What was my biggest obstacle?

My lack of political skills and position as an "outsider," outside the normal group of physicians. Women don't learn to play political games early on, as men do. Health and financial resources were also obstacles.

How do I make a difference?

By being a very competent clinician, teacher and administrator. This shows our female — and male — medical students that women doctors can do what male faculty do as well as the men do and are as good as the male faculty, if not better. (My department is primarily female. The male medical students who rotate on our service are very surprised — even shocked — by all these super-slick female anesthesiologists running around the operating room, organizing, teaching, etc. They've never seen anything like it because there is no other department in the medical school like it.)

Also, by telling the stories of early women doctors. There were lots of them, and their stories are inspiring! My work on Dr. Virginia Apgar has been especially important to me. Apgar in public denied that being female affected her professional life. But, it was a critical factor, and I was able to document that.

By being a department chair. I can make work situations to meet women physicians needs. For example, we have facilitated nursing mothers' needs and other family needs with a minimum of hassle, compared to when I asked for a special schedule as a resident to meet my family needs. Also, I can stop sexual harassment. The only time I had to do this, it gave me such a sense of justification. The fact that I had previously worked for the harasser was an additional delight.

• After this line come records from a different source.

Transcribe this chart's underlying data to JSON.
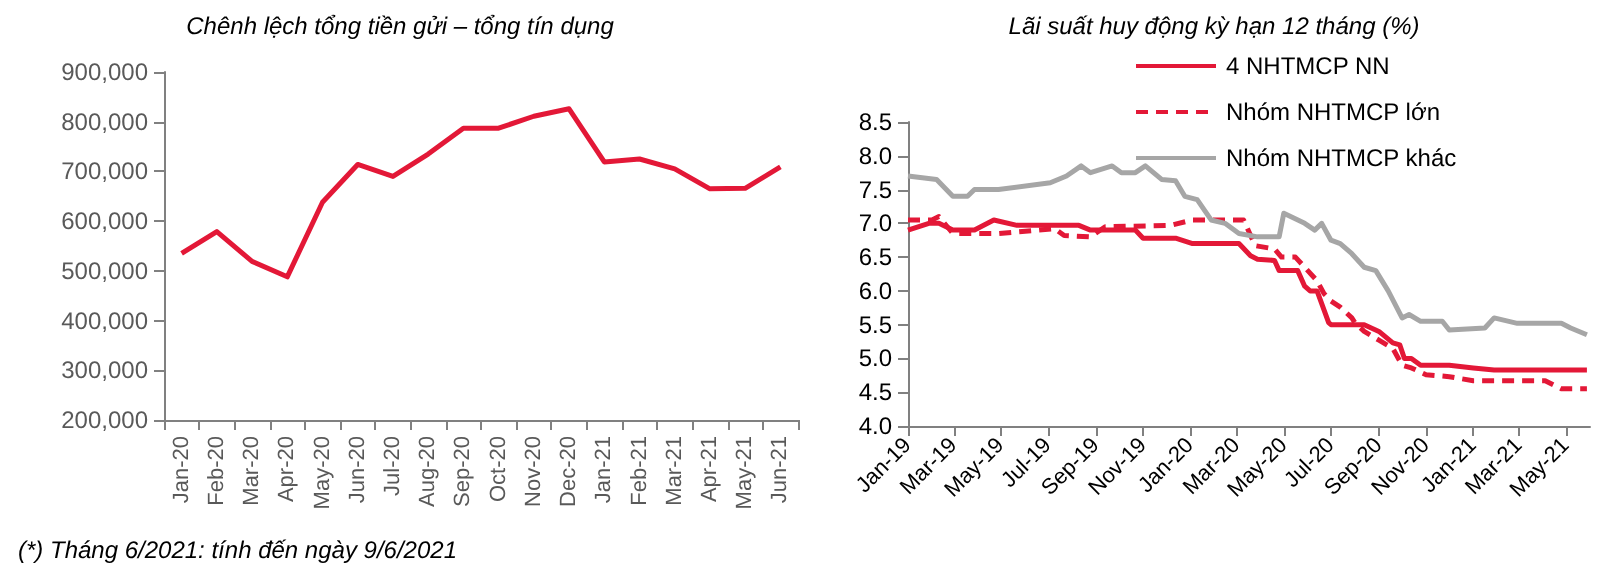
{
  "chart_data": [
    {
      "type": "line",
      "title": "Chênh lệch tổng tiền gửi – tổng tín dụng",
      "categories": [
        "Jan-20",
        "Feb-20",
        "Mar-20",
        "Apr-20",
        "May-20",
        "Jun-20",
        "Jul-20",
        "Aug-20",
        "Sep-20",
        "Oct-20",
        "Nov-20",
        "Dec-20",
        "Jan-21",
        "Feb-21",
        "Mar-21",
        "Apr-21",
        "May-21",
        "Jun-21"
      ],
      "series": [
        {
          "color": "#e31837",
          "values": [
            535000,
            579000,
            519000,
            488000,
            638000,
            714000,
            690000,
            735000,
            787000,
            787000,
            811000,
            826000,
            719000,
            725000,
            705000,
            665000,
            666000,
            709000
          ]
        }
      ],
      "ylim": [
        200000,
        900000
      ],
      "yticks": [
        {
          "value": 200000,
          "label": "200,000"
        },
        {
          "value": 300000,
          "label": "300,000"
        },
        {
          "value": 400000,
          "label": "400,000"
        },
        {
          "value": 500000,
          "label": "500,000"
        },
        {
          "value": 600000,
          "label": "600,000"
        },
        {
          "value": 700000,
          "label": "700,000"
        },
        {
          "value": 800000,
          "label": "800,000"
        },
        {
          "value": 900000,
          "label": "900,000"
        }
      ],
      "marker": "none",
      "annotations": [
        "(*) Tháng 6/2021: tính đến ngày 9/6/2021"
      ]
    },
    {
      "type": "line",
      "title": "Lãi suất huy động kỳ hạn 12 tháng (%)",
      "legend": "top right",
      "marker": "none",
      "xlim": [
        "2019-01-01",
        "2021-06-01"
      ],
      "xticks": [
        {
          "value": "2019-01",
          "label": "Jan-19"
        },
        {
          "value": "2019-03",
          "label": "Mar-19"
        },
        {
          "value": "2019-05",
          "label": "May-19"
        },
        {
          "value": "2019-07",
          "label": "Jul-19"
        },
        {
          "value": "2019-09",
          "label": "Sep-19"
        },
        {
          "value": "2019-11",
          "label": "Nov-19"
        },
        {
          "value": "2020-01",
          "label": "Jan-20"
        },
        {
          "value": "2020-03",
          "label": "Mar-20"
        },
        {
          "value": "2020-05",
          "label": "May-20"
        },
        {
          "value": "2020-07",
          "label": "Jul-20"
        },
        {
          "value": "2020-09",
          "label": "Sep-20"
        },
        {
          "value": "2020-11",
          "label": "Nov-20"
        },
        {
          "value": "2021-01",
          "label": "Jan-21"
        },
        {
          "value": "2021-03",
          "label": "Mar-21"
        },
        {
          "value": "2021-05",
          "label": "May-21"
        }
      ],
      "ylim": [
        4.0,
        8.5
      ],
      "yticks": [
        {
          "value": 4,
          "label": "4.0"
        },
        {
          "value": 4.5,
          "label": "4.5"
        },
        {
          "value": 5,
          "label": "5.0"
        },
        {
          "value": 5.5,
          "label": "5.5"
        },
        {
          "value": 6,
          "label": "6.0"
        },
        {
          "value": 6.5,
          "label": "6.5"
        },
        {
          "value": 7,
          "label": "7.0"
        },
        {
          "value": 7.5,
          "label": "7.5"
        },
        {
          "value": 8,
          "label": "8.0"
        },
        {
          "value": 8.5,
          "label": "8.5"
        }
      ],
      "series": [
        {
          "name": "4 NHTMCP NN",
          "color": "#e31837",
          "line_style": "solid",
          "x": [
            "2019-01-01",
            "2019-01-28",
            "2019-02-10",
            "2019-02-28",
            "2019-03-28",
            "2019-04-22",
            "2019-05-22",
            "2019-08-10",
            "2019-08-25",
            "2019-10-22",
            "2019-11-01",
            "2019-12-13",
            "2020-01-04",
            "2020-03-04",
            "2020-03-19",
            "2020-03-28",
            "2020-04-19",
            "2020-04-25",
            "2020-05-19",
            "2020-05-28",
            "2020-06-04",
            "2020-06-13",
            "2020-06-28",
            "2020-07-01",
            "2020-08-13",
            "2020-09-01",
            "2020-09-19",
            "2020-09-28",
            "2020-10-04",
            "2020-10-13",
            "2020-10-25",
            "2020-12-01",
            "2021-01-01",
            "2021-01-28",
            "2021-05-28"
          ],
          "values": [
            6.9,
            7.0,
            7.0,
            6.9,
            6.9,
            7.05,
            6.97,
            6.97,
            6.9,
            6.9,
            6.78,
            6.78,
            6.7,
            6.7,
            6.52,
            6.47,
            6.45,
            6.3,
            6.3,
            6.07,
            6.0,
            6.0,
            5.53,
            5.5,
            5.5,
            5.4,
            5.23,
            5.2,
            5.0,
            5.0,
            4.9,
            4.9,
            4.86,
            4.83,
            4.83
          ]
        },
        {
          "name": "Nhóm NHTMCP lớn",
          "color": "#e31837",
          "line_style": "dashed",
          "x": [
            "2019-01-01",
            "2019-02-01",
            "2019-02-10",
            "2019-02-28",
            "2019-04-28",
            "2019-06-19",
            "2019-07-10",
            "2019-07-22",
            "2019-08-25",
            "2019-09-13",
            "2019-12-07",
            "2020-01-04",
            "2020-03-10",
            "2020-03-25",
            "2020-04-19",
            "2020-04-28",
            "2020-05-16",
            "2020-06-01",
            "2020-06-13",
            "2020-06-22",
            "2020-07-01",
            "2020-07-13",
            "2020-07-28",
            "2020-08-01",
            "2020-08-13",
            "2020-09-01",
            "2020-09-19",
            "2020-10-01",
            "2020-10-13",
            "2020-11-01",
            "2020-12-01",
            "2021-01-01",
            "2021-04-04",
            "2021-04-25",
            "2021-05-28"
          ],
          "values": [
            7.05,
            7.05,
            7.1,
            6.85,
            6.85,
            6.9,
            6.92,
            6.82,
            6.8,
            6.95,
            6.97,
            7.05,
            7.05,
            6.67,
            6.62,
            6.5,
            6.5,
            6.3,
            6.15,
            5.96,
            5.85,
            5.76,
            5.6,
            5.53,
            5.4,
            5.27,
            5.15,
            4.9,
            4.86,
            4.76,
            4.73,
            4.67,
            4.67,
            4.55,
            4.55
          ]
        },
        {
          "name": "Nhóm NHTMCP khác",
          "color": "#a6a6a6",
          "line_style": "solid",
          "x": [
            "2019-01-01",
            "2019-02-07",
            "2019-02-28",
            "2019-03-19",
            "2019-03-28",
            "2019-04-28",
            "2019-07-04",
            "2019-07-25",
            "2019-08-13",
            "2019-08-25",
            "2019-09-22",
            "2019-10-04",
            "2019-10-22",
            "2019-11-04",
            "2019-11-25",
            "2019-12-13",
            "2019-12-25",
            "2020-01-10",
            "2020-01-28",
            "2020-02-15",
            "2020-03-04",
            "2020-03-28",
            "2020-04-25",
            "2020-05-01",
            "2020-05-28",
            "2020-06-10",
            "2020-06-19",
            "2020-07-01",
            "2020-07-13",
            "2020-07-28",
            "2020-08-13",
            "2020-08-28",
            "2020-09-13",
            "2020-10-01",
            "2020-10-10",
            "2020-10-25",
            "2020-11-22",
            "2020-12-01",
            "2021-01-16",
            "2021-01-28",
            "2021-02-27",
            "2021-04-25",
            "2021-05-07",
            "2021-05-28"
          ],
          "values": [
            7.7,
            7.65,
            7.4,
            7.4,
            7.5,
            7.5,
            7.6,
            7.7,
            7.85,
            7.75,
            7.85,
            7.75,
            7.75,
            7.85,
            7.65,
            7.63,
            7.4,
            7.35,
            7.05,
            7.0,
            6.85,
            6.8,
            6.8,
            7.15,
            7.0,
            6.9,
            7.0,
            6.75,
            6.7,
            6.55,
            6.35,
            6.3,
            6.0,
            5.6,
            5.65,
            5.55,
            5.55,
            5.42,
            5.45,
            5.6,
            5.52,
            5.52,
            5.45,
            5.35
          ]
        }
      ]
    }
  ]
}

By educating post-polio patients and their physicians about the possible problems during anesthesia and surgery. My material is on fourteen different web sites for patients the last time I checked.

Who was my mentor?

I didn't have one! There were so few women physicians when I could have used a mentor, and none were available. Reading about the life of Elizabeth Blackwell served as a substitute in a way; I was inspired by her courage. I had to find my own way, and it was HARD. No one I knew in medicine was like me, and I didn't have anyone I could pattern myself after. Now, I make every effort to serve as a role model for young women physicians. Just being active in the hospital and medical school's daily life is enough. It's surprising how many people have told me over the years that I inspired them or that they tried to be like me — and I didn't even know it!